Ed Bott, who writes the Microsoft Report blog here on Zdnet has an interesting comment on his own website about Microsoft's practice of giving away free laptops to pro-Microsoft bloggers.
Here's his introductory bit:
Earlier today, my friendly DHL delivery person dropped off a small package from Microsoft and AMD. It contained an Acer Ferrari 5000 with Windows Vista Ultimate and Office 2007 preinstalled on it. I'm not the only person to receive a similar package. Microsoft and AMD have delivered a truckload of these units and some lightweight Ferrari 1000 notebooks and even some kick-ass Media Center machines to a long list of people. (Scott Beale and Mitch Denny, Mauricio Freitas, Brandon LeBlanc, Long Zheng, Barb Bowman, and no doubt others. But not Dana Epp or Thomas Hawk.)

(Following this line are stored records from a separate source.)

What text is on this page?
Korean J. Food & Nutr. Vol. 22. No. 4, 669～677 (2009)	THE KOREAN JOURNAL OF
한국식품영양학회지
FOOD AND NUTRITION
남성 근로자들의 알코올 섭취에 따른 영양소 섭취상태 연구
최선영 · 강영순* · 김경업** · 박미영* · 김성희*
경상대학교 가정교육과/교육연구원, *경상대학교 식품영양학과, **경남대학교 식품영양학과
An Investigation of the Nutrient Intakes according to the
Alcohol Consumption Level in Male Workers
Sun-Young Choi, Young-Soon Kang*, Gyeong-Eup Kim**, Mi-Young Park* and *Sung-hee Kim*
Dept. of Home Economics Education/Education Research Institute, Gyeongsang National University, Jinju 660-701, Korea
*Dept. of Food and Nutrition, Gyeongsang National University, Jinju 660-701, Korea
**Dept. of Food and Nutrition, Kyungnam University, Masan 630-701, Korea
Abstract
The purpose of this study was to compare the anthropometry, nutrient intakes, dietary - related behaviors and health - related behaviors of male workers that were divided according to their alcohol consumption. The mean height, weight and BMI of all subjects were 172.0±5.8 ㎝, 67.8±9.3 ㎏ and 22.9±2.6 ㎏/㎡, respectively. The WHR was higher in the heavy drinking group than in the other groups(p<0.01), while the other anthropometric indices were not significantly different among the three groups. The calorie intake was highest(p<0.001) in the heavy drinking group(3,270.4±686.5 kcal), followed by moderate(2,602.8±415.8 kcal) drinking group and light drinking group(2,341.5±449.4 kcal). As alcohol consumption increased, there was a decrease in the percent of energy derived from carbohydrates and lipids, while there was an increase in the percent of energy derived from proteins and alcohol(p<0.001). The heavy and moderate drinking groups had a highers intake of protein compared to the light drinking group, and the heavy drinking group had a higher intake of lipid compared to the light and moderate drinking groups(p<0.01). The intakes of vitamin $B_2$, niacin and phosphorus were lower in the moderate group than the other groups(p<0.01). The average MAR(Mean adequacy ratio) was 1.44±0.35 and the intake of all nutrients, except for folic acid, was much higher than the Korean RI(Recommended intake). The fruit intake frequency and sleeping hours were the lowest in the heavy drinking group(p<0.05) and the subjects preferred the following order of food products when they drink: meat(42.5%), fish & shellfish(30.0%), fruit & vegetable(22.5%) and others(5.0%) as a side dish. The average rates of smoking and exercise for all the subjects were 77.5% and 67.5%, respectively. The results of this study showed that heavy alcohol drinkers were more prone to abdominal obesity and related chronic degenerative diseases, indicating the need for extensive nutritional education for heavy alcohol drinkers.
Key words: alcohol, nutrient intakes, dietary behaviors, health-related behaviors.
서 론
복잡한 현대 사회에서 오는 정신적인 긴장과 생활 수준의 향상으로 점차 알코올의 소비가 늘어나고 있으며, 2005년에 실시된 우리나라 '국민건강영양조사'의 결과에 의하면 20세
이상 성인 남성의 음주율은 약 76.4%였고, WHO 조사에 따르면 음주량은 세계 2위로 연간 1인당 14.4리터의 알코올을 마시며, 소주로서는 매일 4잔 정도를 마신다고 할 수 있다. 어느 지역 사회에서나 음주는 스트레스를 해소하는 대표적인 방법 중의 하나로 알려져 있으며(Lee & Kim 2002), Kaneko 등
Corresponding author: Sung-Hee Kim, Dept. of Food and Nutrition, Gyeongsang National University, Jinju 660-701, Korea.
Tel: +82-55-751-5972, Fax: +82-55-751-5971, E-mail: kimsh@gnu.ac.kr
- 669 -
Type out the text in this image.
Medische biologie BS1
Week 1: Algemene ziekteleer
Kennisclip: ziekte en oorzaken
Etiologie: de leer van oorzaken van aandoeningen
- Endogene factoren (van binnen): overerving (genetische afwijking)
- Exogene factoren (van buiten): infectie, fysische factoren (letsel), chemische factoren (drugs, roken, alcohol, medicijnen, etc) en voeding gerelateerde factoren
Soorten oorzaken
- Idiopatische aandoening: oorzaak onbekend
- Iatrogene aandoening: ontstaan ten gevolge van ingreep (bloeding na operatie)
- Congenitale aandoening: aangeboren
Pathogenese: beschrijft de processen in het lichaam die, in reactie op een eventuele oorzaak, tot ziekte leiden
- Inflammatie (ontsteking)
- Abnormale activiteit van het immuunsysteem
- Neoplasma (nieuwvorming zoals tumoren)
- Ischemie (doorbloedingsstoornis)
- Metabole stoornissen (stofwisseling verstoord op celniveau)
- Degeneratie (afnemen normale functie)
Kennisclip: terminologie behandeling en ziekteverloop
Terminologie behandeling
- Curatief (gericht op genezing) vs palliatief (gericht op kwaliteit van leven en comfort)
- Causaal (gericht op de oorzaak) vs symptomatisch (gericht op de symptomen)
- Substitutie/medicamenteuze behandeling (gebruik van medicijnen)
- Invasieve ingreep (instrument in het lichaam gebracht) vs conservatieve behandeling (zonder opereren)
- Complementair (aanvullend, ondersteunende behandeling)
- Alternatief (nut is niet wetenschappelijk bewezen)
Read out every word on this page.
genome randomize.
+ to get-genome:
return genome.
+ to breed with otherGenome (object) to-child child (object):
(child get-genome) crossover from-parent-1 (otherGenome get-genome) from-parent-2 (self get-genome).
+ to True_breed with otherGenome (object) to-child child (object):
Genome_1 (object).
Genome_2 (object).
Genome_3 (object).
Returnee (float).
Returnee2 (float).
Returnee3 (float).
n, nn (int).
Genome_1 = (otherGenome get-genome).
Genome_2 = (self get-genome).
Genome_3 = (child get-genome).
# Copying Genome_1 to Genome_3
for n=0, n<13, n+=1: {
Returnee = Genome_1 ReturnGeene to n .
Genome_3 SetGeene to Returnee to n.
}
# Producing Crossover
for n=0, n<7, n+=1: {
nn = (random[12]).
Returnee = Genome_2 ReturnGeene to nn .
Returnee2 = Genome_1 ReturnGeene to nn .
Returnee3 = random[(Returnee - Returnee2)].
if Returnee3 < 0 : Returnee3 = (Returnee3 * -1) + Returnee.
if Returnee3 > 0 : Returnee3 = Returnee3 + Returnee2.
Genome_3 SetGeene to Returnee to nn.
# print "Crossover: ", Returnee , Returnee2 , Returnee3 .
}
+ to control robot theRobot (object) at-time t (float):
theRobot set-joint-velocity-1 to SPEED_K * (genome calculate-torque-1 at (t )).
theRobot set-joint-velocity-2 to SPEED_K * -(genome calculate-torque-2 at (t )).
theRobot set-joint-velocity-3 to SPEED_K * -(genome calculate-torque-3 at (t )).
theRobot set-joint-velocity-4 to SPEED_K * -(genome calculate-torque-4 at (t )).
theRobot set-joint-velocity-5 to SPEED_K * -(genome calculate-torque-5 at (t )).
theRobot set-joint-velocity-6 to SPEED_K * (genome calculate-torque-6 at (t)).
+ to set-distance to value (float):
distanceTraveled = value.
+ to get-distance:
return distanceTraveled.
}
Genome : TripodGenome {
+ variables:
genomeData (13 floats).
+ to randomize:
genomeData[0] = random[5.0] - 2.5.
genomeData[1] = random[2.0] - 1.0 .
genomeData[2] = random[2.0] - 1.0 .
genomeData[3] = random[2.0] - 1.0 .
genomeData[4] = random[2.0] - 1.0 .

Ed doesn't accept vendor gifts for his own benefit - or many "free" review machines either. Here's what he says about that:
If you're not in this business, you probably think it's cool to get new stuff all the time. But it's more of a burden than a blessing, which is why, when I look around this office, I see four desktop PCs, three notebooks, a server, and a slew of gadgets and spare parts, all paid for out of my own pocket. I pay for software, too.
I never have either - but that's largely because the only free machine I've been offered was an HP Itanium, and I don't own a boat. Now if Sun were to ship me a loaded Ultra45 I'd be tempted to do a positive review before returning it - say in about ten years, after all the Model 60 I'm using now is only about eight years old and I haven't really decided if I like it yet.
What struck me most about Ed's comment, however was what he said about his office: "I see four desktop PCs, three notebooks, a server, and a slew of gadgets and spare parts.."
That's what I see in the homes of my PC using friends too: they'll have last year's networking gear, their home server, their Win2K desktop, the Win/XP desktop they mostly use, the current laptop, and, of course, last year's notebook - all of them ready to go once some piece of long postponed work, usually an upgrade of some kind, gets done.
Basically I suspect Ed's office is one of the neater ones - the clutter is a result of rapid technology change, generational software and hardware incompatibilities, and a need to keep multiple testing environments separate from personal "productivity" environments.
With Unix you don't see that kind of machine proliferation: although we also have my wife's Mac at home, there's only one Sun workstation in my office - the backup, a mid nineties Ultra2, is ready to go with the latest software, but disassembled and on a shelf.
You don't see much machine proliferation among Mac users either: most of my Mac using friends have one machine, usually either an older one they'll defend on the grounds that it works just fine or a new one and a story about giving the old one to some previously deprived relative.
Bottom line: this may be another shibboleth - dead machines cluttering an office as a marker for PC community believers.
Why? I think it's because of the software we use: my old machine runs the latest stuff right alongside the oldest stuff and I've never lost a file: meaning that I don't face either the PC user's need to continually upgrade hardware nor his need to retain systems that only used to work.